Подошел к картине. Прицелился. Ошибиться было никак нельзя.
– Не хуже хирурга…
Тронул картину и тотчас бросил и кисть, и палитру.
Запахнул шубу, надел шапку, рукавицы. Ишь какая разумная жизнь! Холодно, зато одеваться не надо. И одет, и обут.
Сердито грохнув дверью, пошел вниз.
– Далеко? – спросила Александра Владимировна.
– За дровами! Я же ведь не простыня все-таки! Меня вымораживать не обязательно.
Хлопнул входной дверью. А на улице пожалел о своей сердитости. Ни за что ни про что Шуру обидел. Ей ведь семьдесят три! Вот какие годы-то теперь у них. И для таких-то лет такое время.
Москва была в инее, в пресветлых жемчугах зимы.
Он пошел, пошел и тотчас по привычке – полетел, не ведая на ходу свои семьдесят пять.
Думал о Толстом. Нестеров в друзьях у великого старца был, а вот Васнецов пришелся не ко двору. В самый расцвет «толстовства» сошлись пути. А «толстовство» – такая же ложь, как все прочие лжи. Правдовидец, правдоборец, Лев Николаевич на свое-то был слеп, как и все смертные… А ведь – гений. Без намека на оговорку. Гений! Как он умел объять человечество. И войну, и мир, а большего-то и нет в человечестве.
Что-то затрещало, загрохотало, рушась, валясь, в скрипах и стонах. Отпрянул, а потом только увидел – забор уронили. И как саранча – ломают, тащат, бегут!
Повернулся, сгорбился – и домой. Увидал обломок доски… Остановился, поднял. Еще обломок. Опять поднял.
– Эй, буржуй! – окликнули его. – Чего побираешься? Ты липы свои спили.
Поглядел на крикнувшего. Молодой парень, в шинельке, зубы скалит, а сам худой, желтый.
– Они живые, липы. Они как мы с тобой.
– Буржуй ты и есть буржуй. Липы пожалел. Главное, чтоб революция жила. Понял? А ты художества свои разводишь.
Парень убежал, таща большую добычу.
Посмотрел вослед ему: лицо у парня было умное, сообразит когда-нибудь и про живые липы, и про художества.
Он вышел к ужину последним, но, как всегда, минута в минуту. Все ждали его. И это было ему приятно. Весь мир полетел к чертовой бабушке, а в его дому покуда все на своих местах.
Рядом с дедом па высоком стуле – внук Витя. Далее молодежь. Дочь, племянники, племянницы. Прибыли Москву завоевывать. А Москва в топку летит… Впрочем, последнее – старческое брюзжание.
Варево было изобретено из чего-то невообразимого, но ели молча, как и принято было в этом доме. И вдруг – колокольчик.
Татьяна, дочь, пошла узнать, кто и почему.
– К тебе, папа! На автомобиле!
– Пусть ждут! Ждут! – сказал громко, чтоб те, в прихожей, слышали, знали…
С минуту посидел, но… встал. Глянул на Александру Владимировну.
– Мама, накрахмаленную рубашку… Ну, и сама знаешь. Полный парад. Пусть видят, что это такое – художник. Нынешние – в охламонов рядятся. А это охламонство с одежды-то на картины перекидывается. Диалектика. Это, что ли, у вас теперь любимое словечко? – сердито посверлил глазами свою молодежь.
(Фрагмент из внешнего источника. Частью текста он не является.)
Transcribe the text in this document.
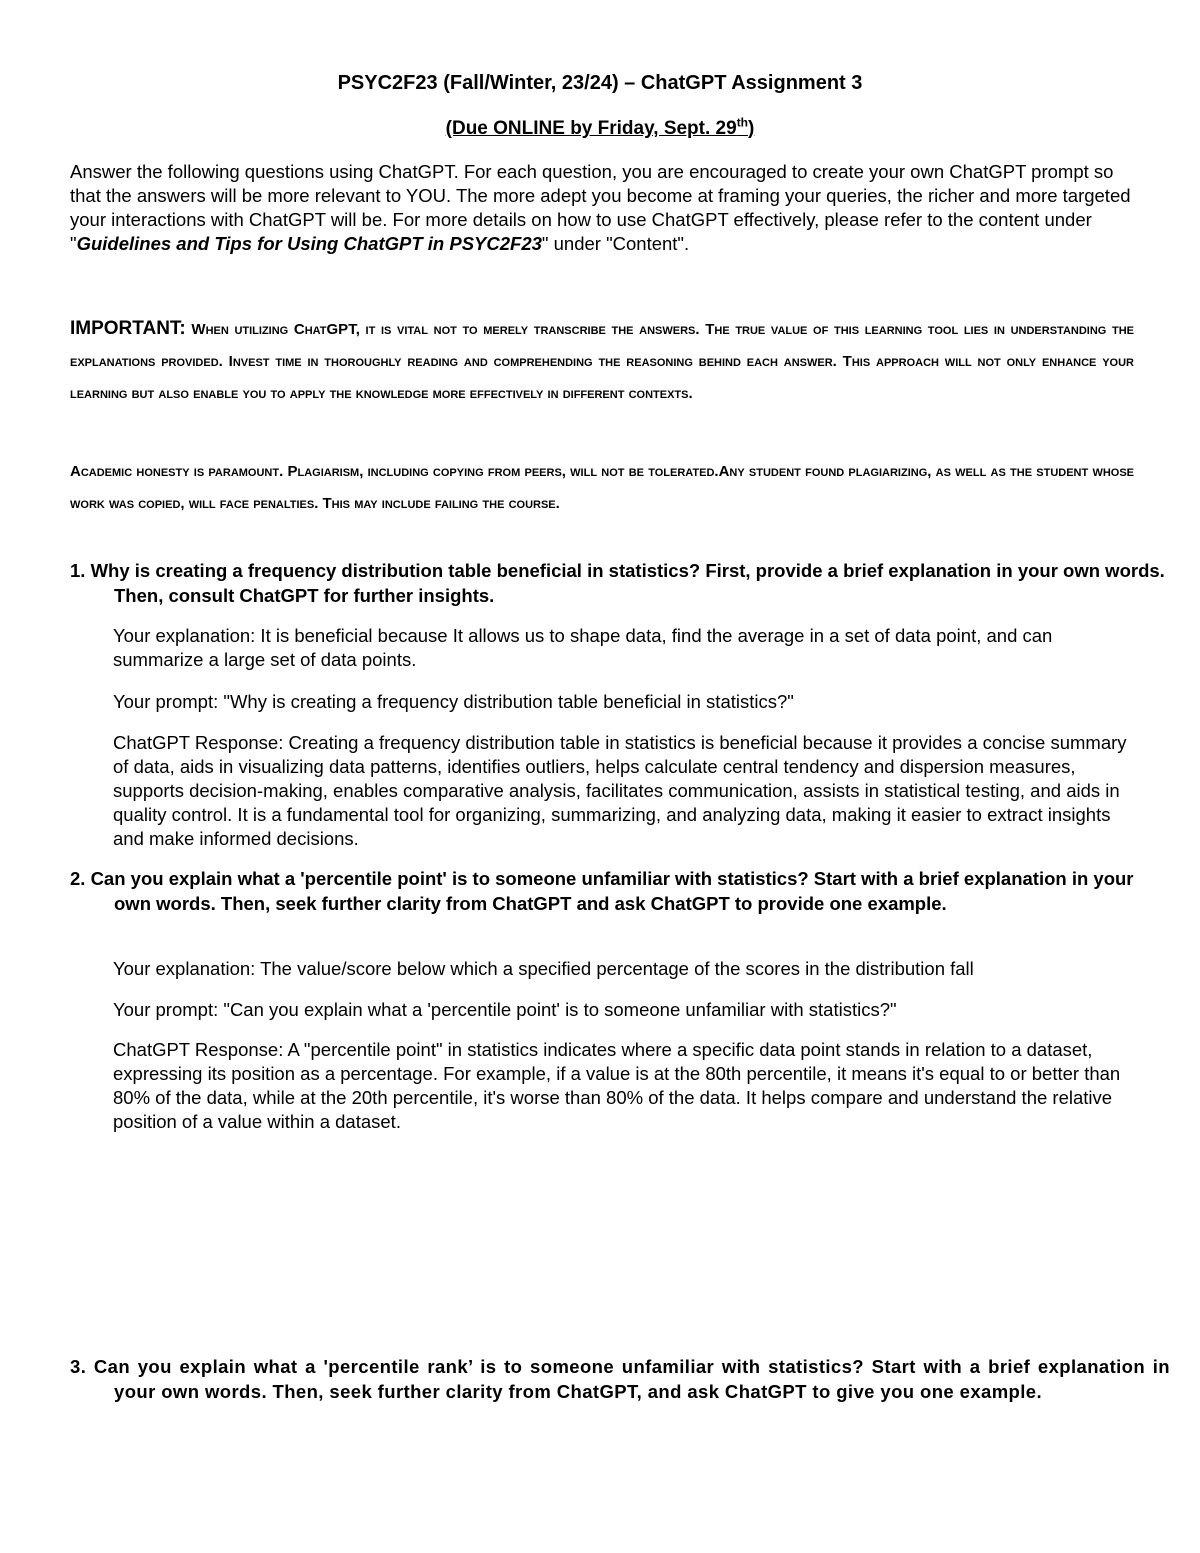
PSYC2F23 (Fall/Winter, 23/24) – ChatGPT Assignment 3
(Due ONLINE by Friday, Sept. 29th)
Answer the following questions using ChatGPT. For each question, you are encouraged to create your own ChatGPT prompt so that the answers will be more relevant to YOU. The more adept you become at framing your queries, the richer and more targeted your interactions with ChatGPT will be. For more details on how to use ChatGPT effectively, please refer to the content under "Guidelines and Tips for Using ChatGPT in PSYC2F23" under "Content".
IMPORTANT: When utilizing ChatGPT, it is vital not to merely transcribe the answers. The true value of this learning tool lies in understanding the explanations provided. Invest time in thoroughly reading and comprehending the reasoning behind each answer. This approach will not only enhance your learning but also enable you to apply the knowledge more effectively in different contexts.
Academic honesty is paramount. Plagiarism, including copying from peers, will not be tolerated.Any student found plagiarizing, as well as the student whose work was copied, will face penalties. This may include failing the course.
1. Why is creating a frequency distribution table beneficial in statistics? First, provide a brief explanation in your own words. Then, consult ChatGPT for further insights.
Your explanation: It is beneficial because It allows us to shape data, find the average in a set of data point, and can summarize a large set of data points.
Your prompt: "Why is creating a frequency distribution table beneficial in statistics?"
ChatGPT Response: Creating a frequency distribution table in statistics is beneficial because it provides a concise summary of data, aids in visualizing data patterns, identifies outliers, helps calculate central tendency and dispersion measures, supports decision-making, enables comparative analysis, facilitates communication, assists in statistical testing, and aids in quality control. It is a fundamental tool for organizing, summarizing, and analyzing data, making it easier to extract insights and make informed decisions.
2. Can you explain what a 'percentile point' is to someone unfamiliar with statistics? Start with a brief explanation in your own words. Then, seek further clarity from ChatGPT and ask ChatGPT to provide one example.
Your explanation: The value/score below which a specified percentage of the scores in the distribution fall
Your prompt: "Can you explain what a 'percentile point' is to someone unfamiliar with statistics?"
ChatGPT Response: A "percentile point" in statistics indicates where a specific data point stands in relation to a dataset, expressing its position as a percentage. For example, if a value is at the 80th percentile, it means it's equal to or better than 80% of the data, while at the 20th percentile, it's worse than 80% of the data. It helps compare and understand the relative position of a value within a dataset.
3. Can you explain what a 'percentile rank’ is to someone unfamiliar with statistics? Start with a brief explanation in your own words. Then, seek further clarity from ChatGPT, and ask ChatGPT to give you one example.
Ушел к себе и уже через две-три минуты был одет, причесан и куда как величав.
Его привезли на какой-то Совет, показали нечто кубическое, нечто, по мнению авторов, совершенно такое, чего никогда до них не бывало.
– Бывало, – сказал он. – Ну, что тут смотреть? Да и о чем разговоры разговаривать? Коли прежнее на помойку истории, значит, – вы первые, как Адам и Ева. Только вот не поворачивается язык сказать вам: плодитесь и размножайтесь.